游泽淑颔首,竹窗外忽有风过,吹落几片青竹叶,恰盖住阵图上那抹血色残印。“地宗禁你财路,未必是因花魁争锋。”她指尖捻起一片竹叶,叶脉纵横如网,“吴家联姻名单里,有四大家中三家嫡子;张、李两家定亲宴,聘礼单上写着‘阴沉木棺椁三具’;王家公子迎娶的,是灵农世家最后一位‘守田人’……这些事,你推衍过么?”

墨画如遭雷击。

灵农!那个世代耕种“阴土”、以魂为肥、替阴间鬼神打理阳世荒芜之地的古老族群!他们早已绝迹百年,只余零星血脉流散于世家为奴——而王家迎娶的,竟是最后一位守田人?!

他霍然起身,袖袍扫落案上橘子,一枚滚至门槛,被门外斜射进来的日光镀上金边。就在橘皮反光刺目的刹那,墨画识海轰然炸开——无数碎片陡然拼合:赵掌柜吞咽时喉结的颤抖、鸿运楼管事袖口沾着的暗红泥渍、坊市摊贩偷偷藏进袖袋的枯槁稻穗……所有细节都指向同一个真相:坤州地脉之下,阴土正在复苏!而地宗与四大家,正以联姻为饵,将整个坤州修界拖入一场静默的献祭!

“他们不是要断我财路……”墨画声音嘶哑,指甲深深陷进掌心,“是要逼我入局。”

游泽淑静静看着他,竹影在她眉间投下淡淡阴影。“昭昭的请柬,盖的是‘承渊印’,不是地宗宗主印。”她忽然道,“承渊者,承阴渊之重,渡生死之渊。地宗小宗主若真想杀你,何必用云篆笺?直接一道地脉镇杀令,你早化作坤州地底一捧阴土。”

墨画怔住。

窗外风声骤急,大橘不知何时跃上窗棂,尾巴尖轻轻一扫,将请柬掀开半角。沉金篆字下,一行蝇头小楷悄然浮现,墨迹未干,仿佛刚写就:“癸卯年七月廿三,子时,方寸山旧墟。带《阴司契》来,否则——你喂不饱的,从来不是饕餮。”

墨画浑身血液瞬间冻结。

《阴司契》!那本被太虚门列为禁典、记载着阴间鬼神与阳世修士缔约秘法的残卷!他三年前在悬空岭废墟捡到半页残纸,至今藏在识海最深处——那上面用鬼篆写着:“以命为引,以寿为契,借阴司之力,镇阳世之劫。”

原来昭昭知道。

她不仅知道,还知道他早已签下那半纸契约——只是用的不是墨,是血;不是朱砂,是饕餮灵骸撕裂识海时涌出的第一滴魂血!

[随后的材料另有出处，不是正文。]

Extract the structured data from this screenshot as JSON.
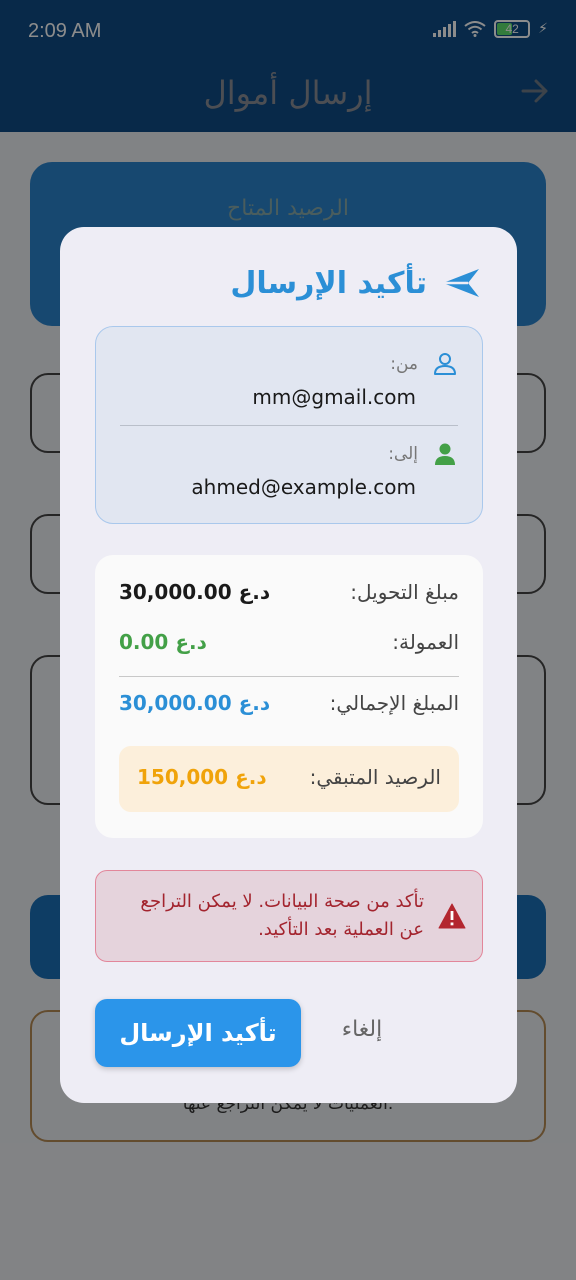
{
  "status_bar": {
    "time": "2:09 AM",
    "battery": "42"
  },
  "app_bar": {
    "title": "إرسال أموال"
  },
  "background": {
    "balance_label": "الرصيد المتاح",
    "note_text": "العمليات لا يمكن التراجع عنها."
  },
  "dialog": {
    "title": "تأكيد الإرسال",
    "from_label": "من:",
    "from_value": "mm@gmail.com",
    "to_label": "إلى:",
    "to_value": "ahmed@example.com",
    "transfer_label": "مبلغ التحويل:",
    "transfer_value": "30,000.00 د.ع",
    "commission_label": "العمولة:",
    "commission_value": "0.00 د.ع",
    "total_label": "المبلغ الإجمالي:",
    "total_value": "30,000.00 د.ع",
    "remaining_label": "الرصيد المتبقي:",
    "remaining_value": "150,000 د.ع",
    "warning_text": "تأكد من صحة البيانات. لا يمكن التراجع عن العملية بعد التأكيد.",
    "confirm_label": "تأكيد الإرسال",
    "cancel_label": "إلغاء"
  },
  "colors": {
    "primary": "#2b95ea",
    "title": "#2b8fd6",
    "commission": "#43a047",
    "total": "#2b8fd6",
    "remaining": "#f0a30a",
    "warning": "#a3242e",
    "from_icon": "#2b8fd6",
    "to_icon": "#43a047"
  },
  "icons": {
    "back": "arrow-right-icon",
    "send": "send-icon",
    "from": "person-outline-icon",
    "to": "person-icon",
    "warning": "warning-triangle-icon"
  }
}
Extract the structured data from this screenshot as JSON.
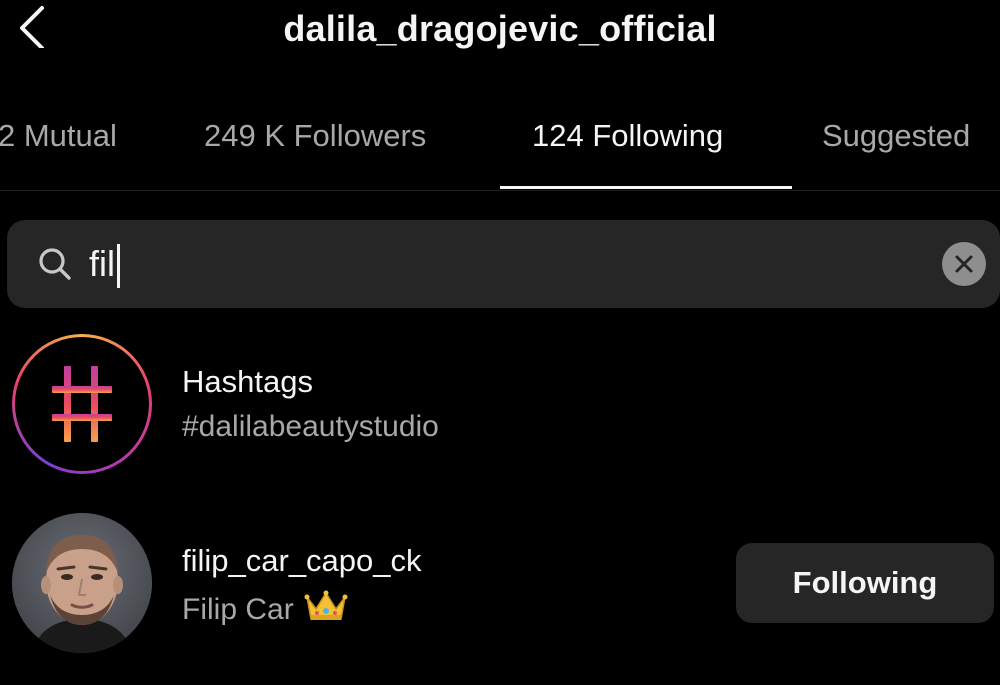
{
  "header": {
    "title": "dalila_dragojevic_official",
    "back_icon": "chevron-left-icon"
  },
  "tabs": [
    {
      "label": "2 Mutual",
      "active": false
    },
    {
      "label": "249 K Followers",
      "active": false
    },
    {
      "label": "124 Following",
      "active": true
    },
    {
      "label": "Suggested",
      "active": false
    }
  ],
  "search": {
    "value": "fil",
    "icon": "search-icon",
    "clear_icon": "clear-icon"
  },
  "results": [
    {
      "type": "hashtag",
      "title": "Hashtags",
      "subtitle": "#dalilabeautystudio",
      "icon": "hashtag-icon"
    },
    {
      "type": "user",
      "username": "filip_car_capo_ck",
      "full_name": "Filip Car",
      "emoji_icon": "crown-icon",
      "button_label": "Following"
    }
  ],
  "colors": {
    "background": "#000000",
    "primary_text": "#f5f5f5",
    "secondary_text": "#a8a8a8",
    "surface": "#262626"
  }
}
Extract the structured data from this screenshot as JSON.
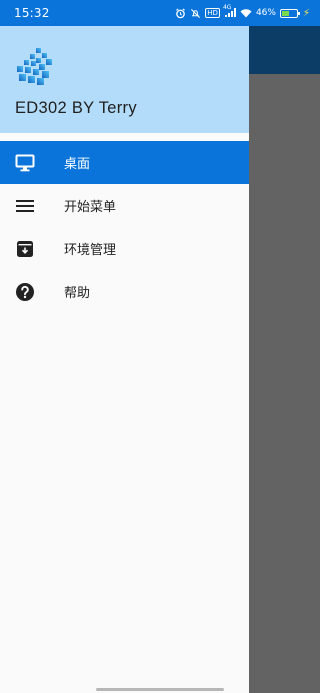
{
  "status_bar": {
    "time": "15:32",
    "hd_badge": "HD",
    "signal_badge": "4G",
    "battery_percent": "46%",
    "battery_level": 0.46,
    "icons": [
      "alarm-icon",
      "mute-icon",
      "hd-icon",
      "signal-icon",
      "wifi-icon",
      "battery-icon",
      "charging-icon"
    ]
  },
  "drawer": {
    "app_name": "ED302 BY Terry",
    "logo": "windows-grid-logo",
    "items": [
      {
        "label": "桌面",
        "icon": "monitor-icon",
        "active": true
      },
      {
        "label": "开始菜单",
        "icon": "menu-lines-icon",
        "active": false
      },
      {
        "label": "环境管理",
        "icon": "archive-icon",
        "active": false
      },
      {
        "label": "帮助",
        "icon": "help-icon",
        "active": false
      }
    ]
  },
  "colors": {
    "accent": "#0a74da",
    "header_bg": "#b3dcfa",
    "drawer_bg": "#fafafa",
    "app_toolbar": "#0b3d66",
    "scrim": "#646464"
  }
}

“大师姐……”墨画转头,声音轻得像怕惊散幻梦,“我若去方寸山,会死么?”

游泽淑终于放下阵图,起身走到他面前。她比墨画矮半个头,仰视时睫毛在日光下投下蝶翼般的影。“三年前悬空岭,昭昭布阵时吐了三口心头血。”她指尖点在他心口位置,那里隔着衣料,仿佛能触到底下狂跳的脉搏,“她若想你死,何必等到现在?”

墨画闭了闭眼。

再睁眼时,眸底幽光沉敛如古井,饕餮灵骸的躁动竟奇异地平息了。他伸手取过请柬,指尖抚过那行小楷,仿佛触到冰凉的鬼篆刻痕。“子时……方寸山旧墟。”他低声重复,忽而一笑,那笑里没有温度,只有刀锋出鞘的凛冽,“好,我去。”

游泽淑却忽然按住他手腕,力道极轻,却带着不容置疑的坚定。“你去可以。”她目光如霜雪,“但带上这个。”她袖中滑出一枚青玉符,符身刻着细密竹纹,中央嵌着一粒微光流转的星砂——正是太虚门镇派至宝“观星玉”的碎屑。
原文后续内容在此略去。